Thursday, January 22, 2015

Western Electric and Jaeger LeCoultre

Western Electric was the manufacturing arm for AT&T during the 1920s and 30s, producing some of the finest, most authentic sound gear for cinemas and recording use. W.E. was AT&T’s “Black op” equivalent for the CIA, they manned hundreds of top-graduate engineers in discrete teams with the goal to produce the highest quality audio reproduction systems. Their laboratories were said to be the most advanced in the world at that time. W.E.’s golden years, the same years that Henry Ford invented the production line and optical and disk tapes were becoming popularised in cinema audio, are widely acknowledged to be the peak in research and development for audio gear. Western Electric developed incredible horn-based drivers and low frequency bass drivers, but sadly the effort was not recognised until nearly 80 years later.

It is a sad story, one of massive waste and disappointment. To set the scene. Early cinemas had just experienced their first taste of music in film, and consumer demand for sound in motion pictures was very high. Everyone wanted to hear the latest jazz standard alongside the lead actor’s usually silent performance. Cinema owners jumped at the opportunity to advertise their theatres as being: “equipped in-exhaustible live band”, or “Phono-ready!” These early systems were developed by telephone engineers who used earpiece technologies that were enlarged. These systems had poor frequency response and lacked clarity, but to the casual cinema goer and business savvy theatre owner, that did not matter. They had SOUND!

The story develops. By 1926 the first Western Electric speaker systems, labelled as the Westrex (Western Electric Export), were released to the public. Years of research and development went into creating hi fidelity drivers, amplifiers and horns. Very high quality audio reproduction. And no one bought them.

The already existing systems in cinemas were performing to everyone’s expectations and the new, vastly improved, systems were far too expensive to be justifiable replacements. People were content with mediocrity, yet audio nirvana was just around the corner. However, W.E.’s speakers were not a complete failure. They released nearly 6 more publicly available systems, the most notable ones being the Mirrophonic 1, 2 and 3. By the mid 1940’s AT&T realised the massive research, development costs and low consumer expectations for audio systems meant that the market for hi-fidelity audio gear was not profitable. W.E. stopped producing the cinema systems on large scales by 1941 and stopped all audio production by the mid-1950s.

The crux. Audiophiles are a strange breed, not unlike watch collectors. Both are crazy, irrational creatures who thrive on scarcity and the idea of being unique. Both love the idea of being separate from the masses, having something no one else has. Both have a very keen eye in regards to quality and accuracy. The small production runs, combined with the fact that many systems were destroyed or irreversibly damaged over the decades, means that W.E. cinema speakers are extremely rare to the point where complete systems stretch far into the six figure range. The speakers are rare, unique, no one has them and are widely regarded to lie on top of the pile in terms of quality. In a paradoxical shift in supply and demand, rare objects like our aforementioned W.E. speakers or a vintage time-piece experience massive jumps in price because they are good. Simply good.

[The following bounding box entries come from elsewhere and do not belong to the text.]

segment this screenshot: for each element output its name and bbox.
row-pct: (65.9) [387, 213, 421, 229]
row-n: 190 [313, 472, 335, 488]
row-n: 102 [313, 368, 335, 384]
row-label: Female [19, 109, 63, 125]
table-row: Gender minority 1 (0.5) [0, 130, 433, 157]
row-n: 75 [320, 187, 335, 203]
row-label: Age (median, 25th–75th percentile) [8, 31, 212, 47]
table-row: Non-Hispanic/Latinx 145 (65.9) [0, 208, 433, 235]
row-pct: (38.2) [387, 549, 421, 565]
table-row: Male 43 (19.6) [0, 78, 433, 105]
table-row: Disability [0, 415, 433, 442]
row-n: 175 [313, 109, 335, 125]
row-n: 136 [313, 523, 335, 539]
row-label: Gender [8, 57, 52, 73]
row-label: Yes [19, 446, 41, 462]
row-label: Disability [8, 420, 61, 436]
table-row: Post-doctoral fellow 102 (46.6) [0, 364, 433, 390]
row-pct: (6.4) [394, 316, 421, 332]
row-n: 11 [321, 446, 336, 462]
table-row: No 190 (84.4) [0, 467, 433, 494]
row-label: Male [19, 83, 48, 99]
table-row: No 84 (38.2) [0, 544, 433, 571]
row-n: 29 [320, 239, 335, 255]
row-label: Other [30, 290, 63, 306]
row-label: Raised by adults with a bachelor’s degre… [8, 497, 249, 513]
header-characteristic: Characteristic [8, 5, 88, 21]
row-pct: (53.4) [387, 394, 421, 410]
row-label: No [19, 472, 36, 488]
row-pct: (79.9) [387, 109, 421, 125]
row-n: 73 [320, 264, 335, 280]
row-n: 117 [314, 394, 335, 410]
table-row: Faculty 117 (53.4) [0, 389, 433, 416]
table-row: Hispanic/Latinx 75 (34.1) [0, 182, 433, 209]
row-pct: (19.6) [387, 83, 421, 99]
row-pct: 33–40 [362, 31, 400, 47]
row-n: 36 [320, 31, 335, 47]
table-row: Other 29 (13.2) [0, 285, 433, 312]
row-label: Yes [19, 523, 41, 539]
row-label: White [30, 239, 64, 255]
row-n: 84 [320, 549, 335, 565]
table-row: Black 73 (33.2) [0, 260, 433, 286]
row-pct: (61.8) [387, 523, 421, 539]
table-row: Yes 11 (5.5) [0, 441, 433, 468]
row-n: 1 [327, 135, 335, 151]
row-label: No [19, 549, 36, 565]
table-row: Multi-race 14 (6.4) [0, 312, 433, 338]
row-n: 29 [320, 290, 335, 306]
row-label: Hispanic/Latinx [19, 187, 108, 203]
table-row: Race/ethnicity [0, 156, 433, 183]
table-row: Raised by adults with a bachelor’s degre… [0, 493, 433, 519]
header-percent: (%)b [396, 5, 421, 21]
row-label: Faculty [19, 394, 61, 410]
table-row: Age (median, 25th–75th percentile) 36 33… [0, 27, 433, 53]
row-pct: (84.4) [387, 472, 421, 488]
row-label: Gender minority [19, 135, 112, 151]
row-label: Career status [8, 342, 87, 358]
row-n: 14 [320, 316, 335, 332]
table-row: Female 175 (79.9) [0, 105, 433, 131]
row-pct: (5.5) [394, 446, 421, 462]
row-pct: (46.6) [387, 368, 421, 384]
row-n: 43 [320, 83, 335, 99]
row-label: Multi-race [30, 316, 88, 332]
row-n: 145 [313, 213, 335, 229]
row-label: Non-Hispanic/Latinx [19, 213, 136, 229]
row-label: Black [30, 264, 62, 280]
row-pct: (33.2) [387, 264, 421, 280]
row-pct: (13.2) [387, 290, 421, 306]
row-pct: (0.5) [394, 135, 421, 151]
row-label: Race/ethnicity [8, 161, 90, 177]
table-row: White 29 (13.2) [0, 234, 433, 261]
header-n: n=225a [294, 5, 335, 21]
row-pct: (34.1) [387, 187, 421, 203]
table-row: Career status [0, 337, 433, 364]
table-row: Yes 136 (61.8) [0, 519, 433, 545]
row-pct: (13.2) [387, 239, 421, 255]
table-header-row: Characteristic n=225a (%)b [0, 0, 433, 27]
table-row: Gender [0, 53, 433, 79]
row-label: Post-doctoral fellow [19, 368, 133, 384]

If there is one horological timepiece wherein we can draw a parallel to the W.E. story, it would the Atmos clock, engineered and developed by Jaeger Le Coultre.

The beauty of an Atmos clock is that it runs on minimal external energy input. Unlike many clocks, which need to be wound by hand, the Atmos clock uses the idea that changes in barometric pressure affect how much space a gas occupies. A gas is hermetically sealed in a chamber with a set of “bellows” on one end, and as it expands and contracts due to changes in ambient pressure, it winds a mainspring via a small mechanism. The real genius lies in how little energy the clock uses to operate. Instead of 18,000 or 28,800 beats per hour (normally associated with wrist watch mechanisms), the Atmos averages around 120 bph! It is an incredible feat of engineering to have such little energy consumption and such accurate time keeping.

The Atmos clock as we see it today is not quite the original design. A barometrically operated clock was developed by a Dutch inventor, Cornelis Drebel, in the early 1600s. The design developed over the next 300 years, ultimately culminating into a very close prototype to the clock we see today. Jean Leon Reutter, a Swiss engineer developed the first “Atmos” prototype, and started to commercially produce the mechanism under a French company, Compagnie Générale de Radio. Jaeger-LeCoultre overtook production on 27 July 1935. Simultaneously JLC developed a far more efficient design, using ethyl chloride as a substitute for mercury and ammonia vapour, which made the Atmos clock one of the finest horological instruments of its time.

Over the next five decades the Atmos clock was not a commercial success as simpler , more reliable mechanisms existed, and high quality, scientifically accurate devices were not necessarily desired. Much like the W.E. cinema speakers, the Atmos clock was by no means a failure (over 500,000 were manufactured), but its true brilliance and raw potential as an incredible instrument simply flew under the radar. People were content with mediocrity.

Of course both the cinema speakers and the Atmos have their draw-backs: they are both very difficult to service and maintain, they are very expensive and have been superseded by cheaper alternatives, yet for a true a collector and for someone who appreciates fine engineering and intricate mechanics, there is no substitute. We do not settle for mediocrity.